17 responses to “China To German Nuclear Engineers And Scientists: “Research And Work For Us!””

  1. R. de Haan

    Nice work.
    Instead of developing new coal and shale gas Germany is going to import massive amounts of Palm Oil (Germany already is one of the biggest importers).

    There won’t be a tropical forest left when the Greens get their way.

    The most dangerous aspect of the Germans is their susceptibility from extreme ideologies and doctrines and their megalomanic commitment to spread those ideologies and doctrines globally at any price.

    It’s time to leave, we’re all jews now.

  2. R. de Haan
    1. Jimbo

      Apparently Germany is planning more coal fired plants. This is like a comedy of errors. 🙂

    2. ShrNfr

      Gosh, that kind of central planning worked so well for the peasant farmers under Stalin. It should be a slam dunk for energy too.

  3. Rudy Kraus

    Certainly Germany does not need nukes. De-industrialisation and rationing can make up the shortfall. People do not need electricity 24 hours per day. Many countries only get 2 to 4 hours a day. One hundred years ago most people had no electricity. Subsistence agriculture will keep people busy.

    1. Ed Caryl

      Subsistance agriculture – result? Life will nasty, brutish, and short.

  4. DirkH

    Leaving a dictatorship in the making for an already existing dictatorship is not what i would call a deal.

    Germany’s nuclear power plant knowledge is not remarkable; our reactors are from the 1970ies; pressures are low and nothing exciting happens there, only that it’s nuclear power instead of a coal burner that heats the water. Just a pressure cooker, and not state of the art compared to a modern gas powered plant.

    And the power plant engineers in Germany, and the top notch turbine designers, are busy increasing the efficiency of non-nuclear plants.

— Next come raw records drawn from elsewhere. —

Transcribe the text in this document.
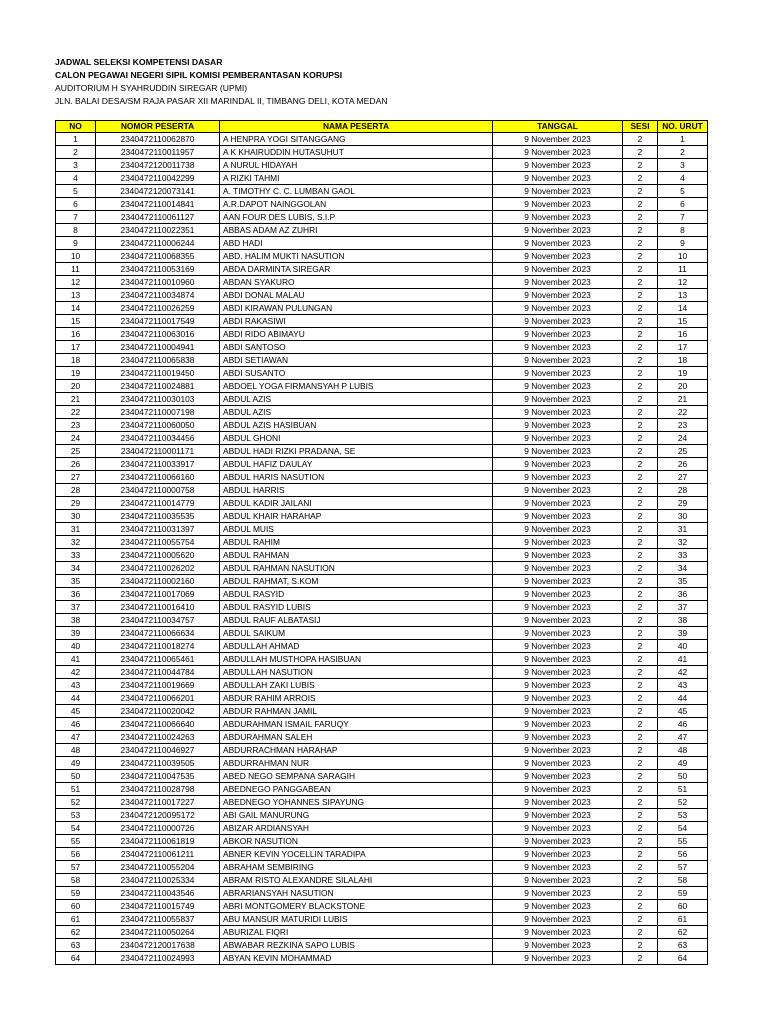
JADWAL SELEKSI KOMPETENSI DASAR
CALON PEGAWAI NEGERI SIPIL KOMISI PEMBERANTASAN KORUPSI
AUDITORIUM H SYAHRUDDIN SIREGAR (UPMI)
JLN. BALAI DESA/SM RAJA PASAR XII MARINDAL II, TIMBANG DELI, KOTA MEDAN
NO	NOMOR PESERTA	NAMA PESERTA	TANGGAL	SESI	NO. URUT
1	2340472110062870	A HENPRA YOGI SITANGGANG	9 November 2023	2	1
2	2340472110011957	A K KHAIRUDDIN HUTASUHUT	9 November 2023	2	2
3	2340472120011738	A NURUL HIDAYAH	9 November 2023	2	3
4	2340472110042299	A RIZKI TAHMI	9 November 2023	2	4
5	2340472120073141	A. TIMOTHY C. C. LUMBAN GAOL	9 November 2023	2	5
6	2340472110014841	A.R.DAPOT NAINGGOLAN	9 November 2023	2	6
7	2340472110061127	AAN FOUR DES LUBIS, S.I.P	9 November 2023	2	7
8	2340472110022351	ABBAS ADAM AZ ZUHRI	9 November 2023	2	8
9	2340472110006244	ABD HADI	9 November 2023	2	9
10	2340472110068355	ABD. HALIM MUKTI NASUTION	9 November 2023	2	10
11	2340472110053169	ABDA DARMINTA SIREGAR	9 November 2023	2	11
12	2340472110010960	ABDAN SYAKURO	9 November 2023	2	12
13	2340472110034874	ABDI DONAL MALAU	9 November 2023	2	13
14	2340472110026259	ABDI KIRAWAN PULUNGAN	9 November 2023	2	14
15	2340472110017549	ABDI RAKASIWI	9 November 2023	2	15
16	2340472110063016	ABDI RIDO ABIMAYU	9 November 2023	2	16
17	2340472110004941	ABDI SANTOSO	9 November 2023	2	17
18	2340472110065838	ABDI SETIAWAN	9 November 2023	2	18
19	2340472110019450	ABDI SUSANTO	9 November 2023	2	19
20	2340472110024881	ABDOEL YOGA FIRMANSYAH P LUBIS	9 November 2023	2	20
21	2340472110030103	ABDUL AZIS	9 November 2023	2	21
22	2340472110007198	ABDUL AZIS	9 November 2023	2	22
23	2340472110060050	ABDUL AZIS HASIBUAN	9 November 2023	2	23
24	2340472110034456	ABDUL GHONI	9 November 2023	2	24
25	2340472110001171	ABDUL HADI RIZKI PRADANA, SE	9 November 2023	2	25
26	2340472110033917	ABDUL HAFIZ DAULAY	9 November 2023	2	26
27	2340472110066160	ABDUL HARIS NASUTION	9 November 2023	2	27
28	2340472110000758	ABDUL HARRIS	9 November 2023	2	28
29	2340472110014779	ABDUL KADIR JAILANI	9 November 2023	2	29
30	2340472110035535	ABDUL KHAIR HARAHAP	9 November 2023	2	30
31	2340472110031397	ABDUL MUIS	9 November 2023	2	31
32	2340472110055754	ABDUL RAHIM	9 November 2023	2	32
33	2340472110005620	ABDUL RAHMAN	9 November 2023	2	33
34	2340472110026202	ABDUL RAHMAN NASUTION	9 November 2023	2	34
35	2340472110002160	ABDUL RAHMAT, S.KOM	9 November 2023	2	35
36	2340472110017069	ABDUL RASYID	9 November 2023	2	36
37	2340472110016410	ABDUL RASYID LUBIS	9 November 2023	2	37
38	2340472110034757	ABDUL RAUF ALBATASIJ	9 November 2023	2	38
39	2340472110066634	ABDUL SAIKUM	9 November 2023	2	39
40	2340472110018274	ABDULLAH AHMAD	9 November 2023	2	40
41	2340472110065461	ABDULLAH MUSTHOPA HASIBUAN	9 November 2023	2	41
42	2340472110044784	ABDULLAH NASUTION	9 November 2023	2	42
43	2340472110019669	ABDULLAH ZAKI LUBIS	9 November 2023	2	43
44	2340472110066201	ABDUR RAHIM ARROIS	9 November 2023	2	44
45	2340472110020042	ABDUR RAHMAN JAMIL	9 November 2023	2	45
46	2340472110066640	ABDURAHMAN ISMAIL FARUQY	9 November 2023	2	46
47	2340472110024263	ABDURAHMAN SALEH	9 November 2023	2	47
48	2340472110046927	ABDURRACHMAN HARAHAP	9 November 2023	2	48
49	2340472110039505	ABDURRAHMAN NUR	9 November 2023	2	49
50	2340472110047535	ABED NEGO SEMPANA SARAGIH	9 November 2023	2	50
51	2340472110028798	ABEDNEGO PANGGABEAN	9 November 2023	2	51
52	2340472110017227	ABEDNEGO YOHANNES SIPAYUNG	9 November 2023	2	52
53	2340472120095172	ABI GAIL MANURUNG	9 November 2023	2	53
54	2340472110000726	ABIZAR ARDIANSYAH	9 November 2023	2	54
55	2340472110061819	ABKOR NASUTION	9 November 2023	2	55
56	2340472110061211	ABNER KEVIN YOCELLIN TARADIPA	9 November 2023	2	56
57	2340472110055204	ABRAHAM SEMBIRING	9 November 2023	2	57
58	2340472110025334	ABRAM RISTO ALEXANDRE SILALAHI	9 November 2023	2	58
59	2340472110043546	ABRARIANSYAH NASUTION	9 November 2023	2	59
60	2340472110015749	ABRI MONTGOMERY BLACKSTONE	9 November 2023	2	60
61	2340472110055837	ABU MANSUR MATURIDI LUBIS	9 November 2023	2	61
62	2340472110050264	ABURIZAL FIQRI	9 November 2023	2	62
63	2340472120017638	ABWABAR REZKINA SAPO LUBIS	9 November 2023	2	63
64	2340472110024993	ABYAN KEVIN MOHAMMAD	9 November 2023	2	64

    The Chinese won’t get anyone.

  5. DaninVan

    You can’t eat coal, Rudy, and you can’t buy food if you don’t have a job/work.
    Hope you folks (EU) aren’t counting on a new Marshall Plan…

    1. DirkH

      Now that you respond to him i realize Rudy wasn’t being sarcastic.

      Rudy, if you and your fellow Green Communist Teachers gain the power, count me out in your Khmer Rouge Forced Subsistence Agriculture paradise; i’ll take a one way ticket to Canada.

  6. R. de Haan

    @Rudy Kraus
    “De-industrialisation and rationing can make up the shortfall.

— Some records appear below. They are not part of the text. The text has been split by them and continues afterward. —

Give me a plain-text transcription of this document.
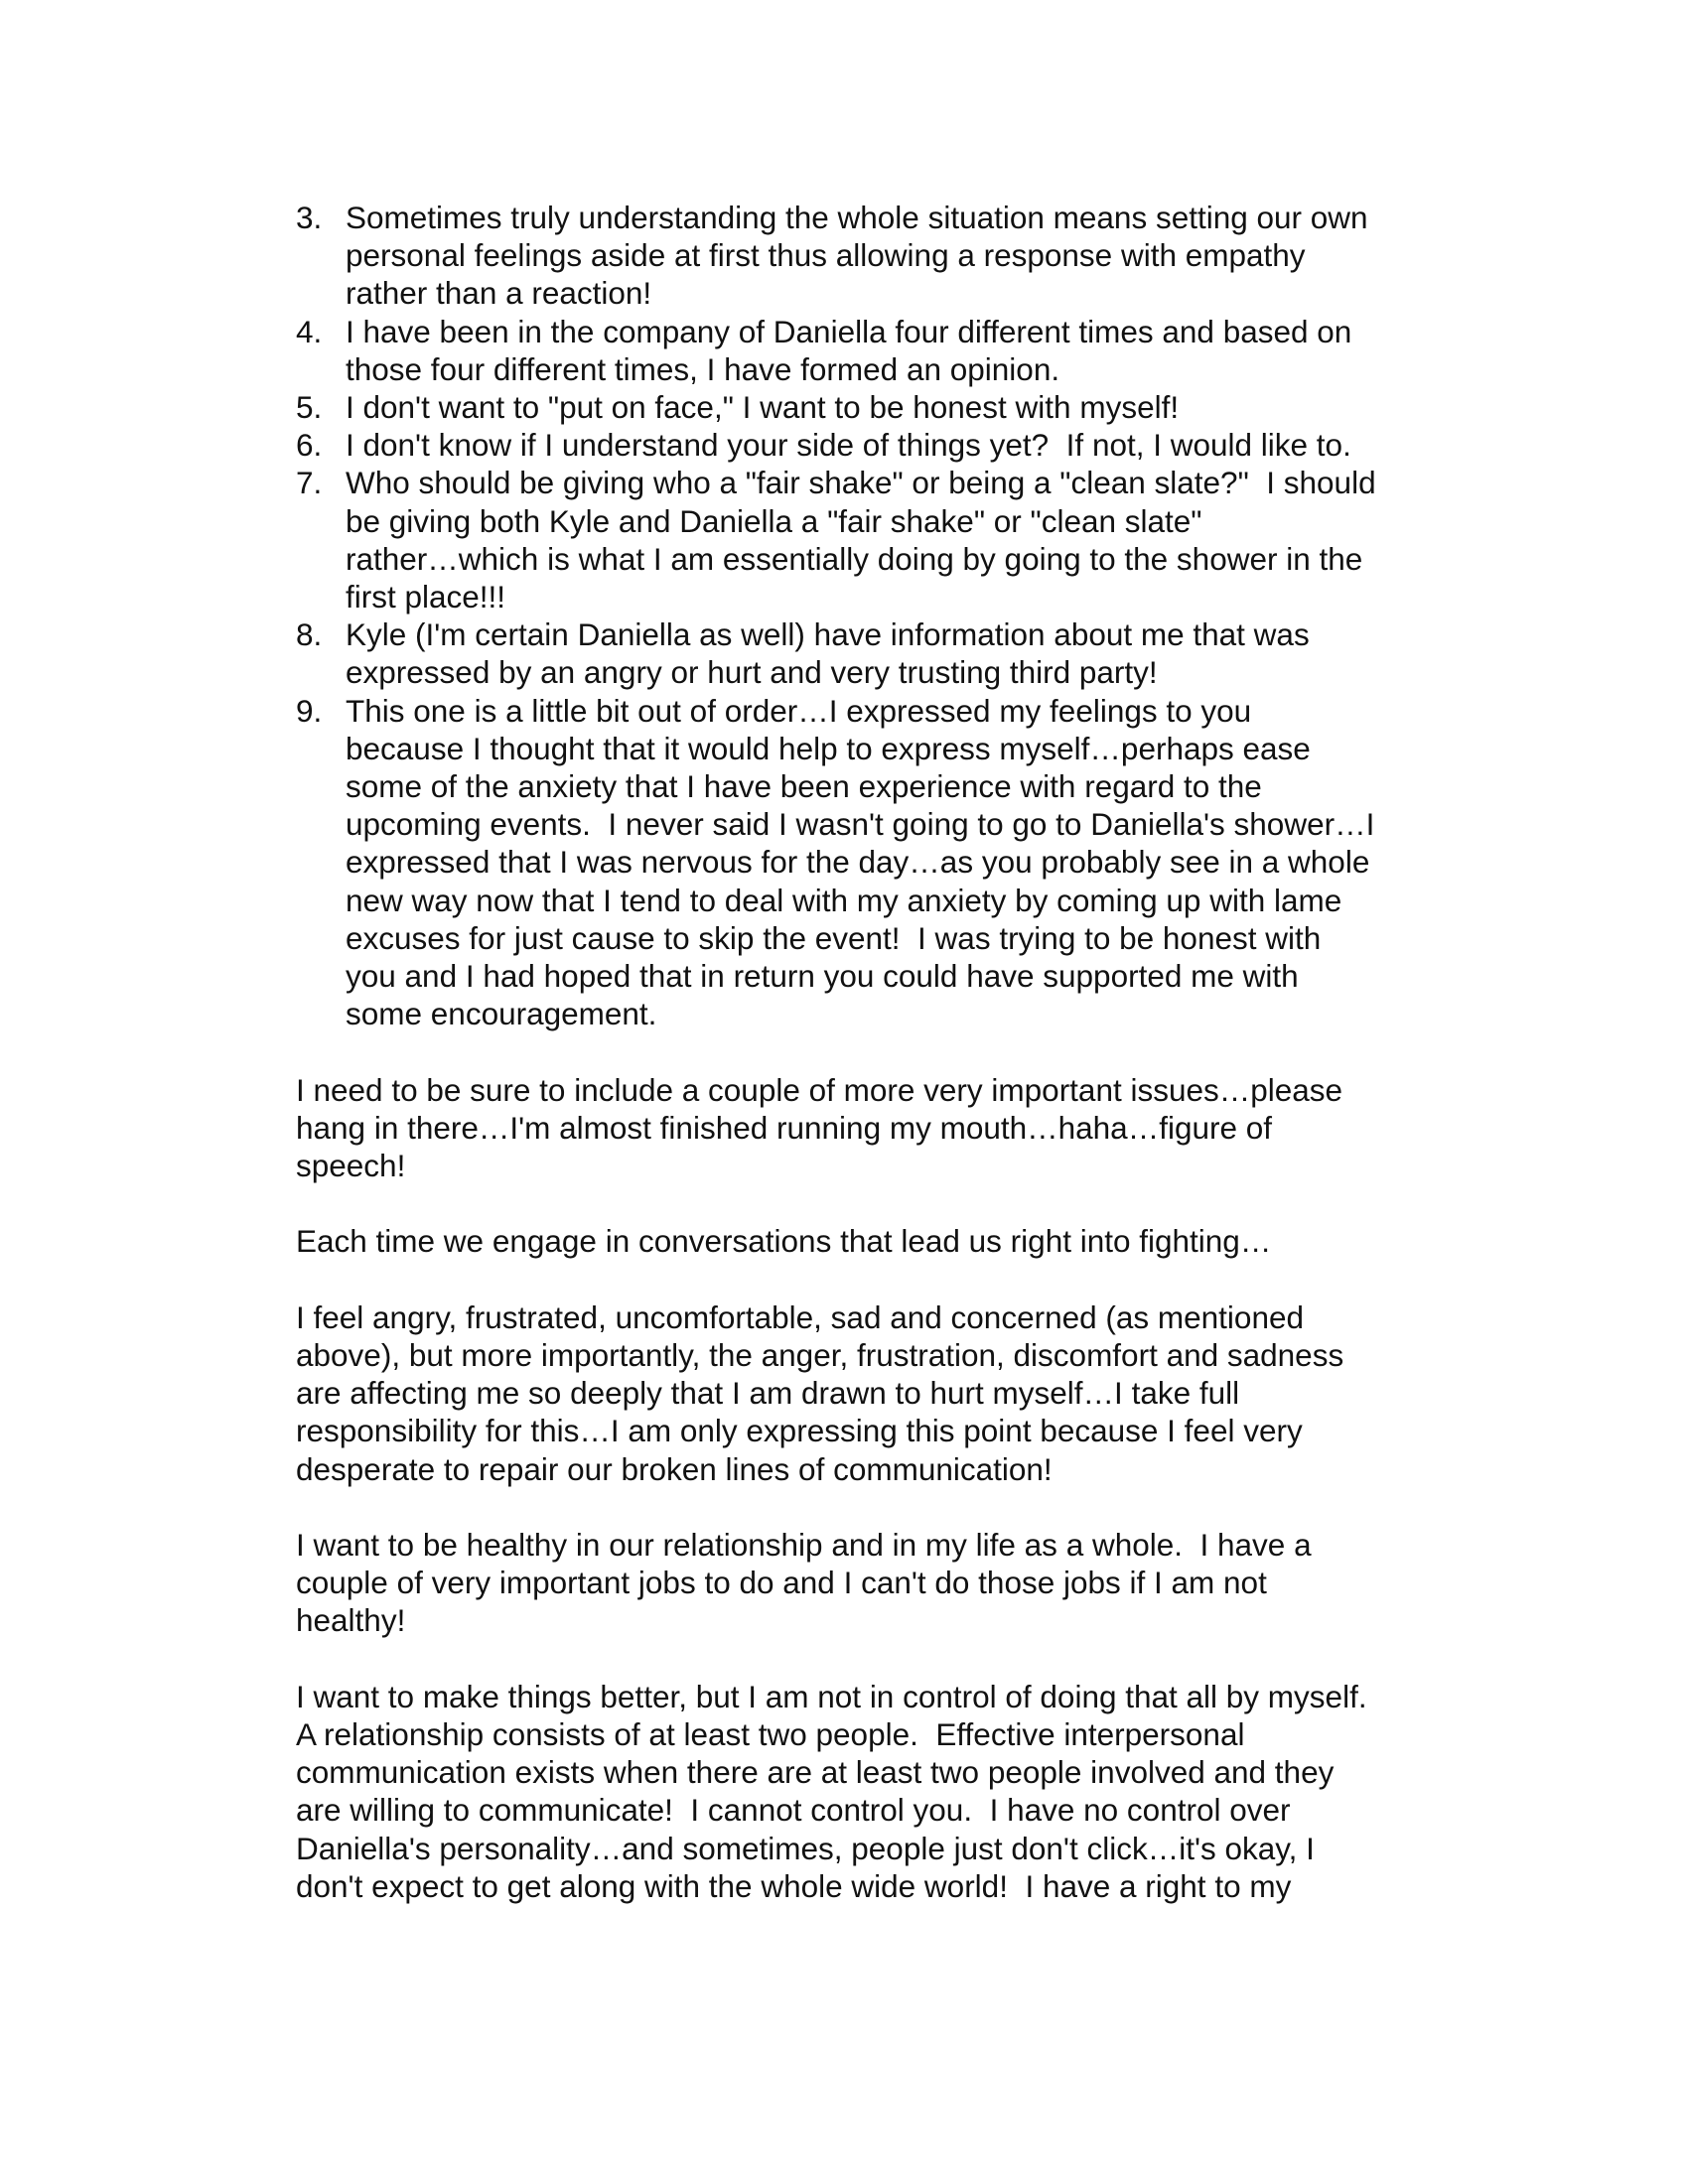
3. Sometimes truly understanding the whole situation means setting our own
personal feelings aside at first thus allowing a response with empathy
rather than a reaction!
4. I have been in the company of Daniella four different times and based on
those four different times, I have formed an opinion.
5. I don't want to "put on face," I want to be honest with myself!
6. I don't know if I understand your side of things yet?  If not, I would like to.
7. Who should be giving who a "fair shake" or being a "clean slate?"  I should
be giving both Kyle and Daniella a "fair shake" or "clean slate"
rather…which is what I am essentially doing by going to the shower in the
first place!!!
8. Kyle (I'm certain Daniella as well) have information about me that was
expressed by an angry or hurt and very trusting third party!
9. This one is a little bit out of order…I expressed my feelings to you
because I thought that it would help to express myself…perhaps ease
some of the anxiety that I have been experience with regard to the
upcoming events.  I never said I wasn't going to go to Daniella's shower…I
expressed that I was nervous for the day…as you probably see in a whole
new way now that I tend to deal with my anxiety by coming up with lame
excuses for just cause to skip the event!  I was trying to be honest with
you and I had hoped that in return you could have supported me with
some encouragement.

I need to be sure to include a couple of more very important issues…please
hang in there…I'm almost finished running my mouth…haha…figure of
speech!

Each time we engage in conversations that lead us right into fighting…

I feel angry, frustrated, uncomfortable, sad and concerned (as mentioned
above), but more importantly, the anger, frustration, discomfort and sadness
are affecting me so deeply that I am drawn to hurt myself…I take full
responsibility for this…I am only expressing this point because I feel very
desperate to repair our broken lines of communication!

I want to be healthy in our relationship and in my life as a whole.  I have a
couple of very important jobs to do and I can't do those jobs if I am not
healthy!

I want to make things better, but I am not in control of doing that all by myself.
A relationship consists of at least two people.  Effective interpersonal
communication exists when there are at least two people involved and they
are willing to communicate!  I cannot control you.  I have no control over
Daniella's personality…and sometimes, people just don't click…it's okay, I
don't expect to get along with the whole wide world!  I have a right to my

    From which mental institution did you escape Rudy Kraus, just asking.

    The last time de-industrialization and rationing took place in Germany was during WWII. Do you want to return to those times or do you prefer the days of the which trials when people were burned because a thunderstorm destroyed the crops?

    1. Nonoy Oplas

      I’m still figuring out too, if Rudy is simply being sarcastic or serious. If he’s serious, to “de-industrialize” and to “ration” energy to just 4 hours a day, wow! Cant find words yet how to describe the “new” Germany then.

  7. AB400

    Soon it will be cheaper to run your own diesel generator than buy electricity off the grid. Merkel’s “conservative” government will have to hire more police to prevent people from doing that, especially since you can run it on low tax heating oil (the ultimate sin in Germany is to circumvent their outrageous taxes)

    1. DirkH

      Just one clarification: Producing your own electric power is not forbidden and under certain circumstances actually encouraged, namely when it is so called “Kraft-Wärme-Kopplung”, IOW, a micro cogeneration plant – for instance, a gas driven ignition engine that delivers heat as well as electricity. More and more such devices come on the German market.

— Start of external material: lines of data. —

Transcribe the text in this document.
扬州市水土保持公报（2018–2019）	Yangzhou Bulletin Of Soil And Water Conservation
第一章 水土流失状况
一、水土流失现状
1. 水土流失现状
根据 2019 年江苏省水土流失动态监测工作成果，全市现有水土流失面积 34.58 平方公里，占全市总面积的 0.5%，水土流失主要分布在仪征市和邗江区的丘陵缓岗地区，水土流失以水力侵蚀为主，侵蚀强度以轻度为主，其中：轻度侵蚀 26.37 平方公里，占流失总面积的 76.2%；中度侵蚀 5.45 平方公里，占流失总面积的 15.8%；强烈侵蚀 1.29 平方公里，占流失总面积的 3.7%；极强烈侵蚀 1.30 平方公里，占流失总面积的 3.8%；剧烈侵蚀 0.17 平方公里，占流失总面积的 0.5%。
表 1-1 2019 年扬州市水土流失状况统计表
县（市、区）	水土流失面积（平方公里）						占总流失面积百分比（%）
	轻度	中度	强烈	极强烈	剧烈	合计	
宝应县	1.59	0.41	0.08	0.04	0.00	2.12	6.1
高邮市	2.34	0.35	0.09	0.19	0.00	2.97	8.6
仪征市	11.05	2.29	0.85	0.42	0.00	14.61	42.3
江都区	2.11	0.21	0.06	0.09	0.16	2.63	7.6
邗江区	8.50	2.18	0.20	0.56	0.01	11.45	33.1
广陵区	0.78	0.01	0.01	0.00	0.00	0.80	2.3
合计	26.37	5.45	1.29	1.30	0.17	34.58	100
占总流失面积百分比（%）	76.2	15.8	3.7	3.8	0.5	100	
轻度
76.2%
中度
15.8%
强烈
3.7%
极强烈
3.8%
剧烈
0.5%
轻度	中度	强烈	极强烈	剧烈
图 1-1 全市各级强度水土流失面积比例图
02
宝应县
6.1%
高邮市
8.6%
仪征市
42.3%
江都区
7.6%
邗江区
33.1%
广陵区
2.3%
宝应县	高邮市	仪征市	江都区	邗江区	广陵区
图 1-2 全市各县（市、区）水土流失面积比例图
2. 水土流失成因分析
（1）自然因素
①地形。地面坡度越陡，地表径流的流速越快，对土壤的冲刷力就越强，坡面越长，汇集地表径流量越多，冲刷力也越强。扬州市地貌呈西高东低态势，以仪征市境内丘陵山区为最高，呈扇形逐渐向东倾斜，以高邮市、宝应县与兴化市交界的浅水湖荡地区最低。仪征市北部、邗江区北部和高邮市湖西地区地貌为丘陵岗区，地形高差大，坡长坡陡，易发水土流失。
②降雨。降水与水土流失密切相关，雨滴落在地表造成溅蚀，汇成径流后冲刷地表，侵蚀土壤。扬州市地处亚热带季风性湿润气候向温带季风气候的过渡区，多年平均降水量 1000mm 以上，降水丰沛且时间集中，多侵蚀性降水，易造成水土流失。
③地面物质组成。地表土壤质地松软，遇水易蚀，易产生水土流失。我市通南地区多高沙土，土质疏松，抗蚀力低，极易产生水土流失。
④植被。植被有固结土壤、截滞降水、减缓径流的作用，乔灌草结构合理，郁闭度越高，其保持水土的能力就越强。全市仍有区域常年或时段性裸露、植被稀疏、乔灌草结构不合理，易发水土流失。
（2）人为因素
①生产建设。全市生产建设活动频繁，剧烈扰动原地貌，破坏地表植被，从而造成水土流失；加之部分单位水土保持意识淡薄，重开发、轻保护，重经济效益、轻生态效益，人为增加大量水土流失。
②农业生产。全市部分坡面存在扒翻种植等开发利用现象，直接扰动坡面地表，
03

      The government is actually interested in keeping the lights on… it gives them more tax revenue.

      Google for
      “förderung kraft-wärme-kopplung”

      1. Ed Caryl

        How do those figure in to the CO2 emission mandates???

        1. DirkH

          Hmm… i think the idea is to increase efficiency; when some household needs to replace an old oil or gas burner with a new one, it’s better they get one of these ignition engines so they get the same heat as before but as a boon produce some electricity as well. Kind of like a small improvement.

          1. Ed Caryl

            And they can run on biofuels. Burn Borneo instead of coal.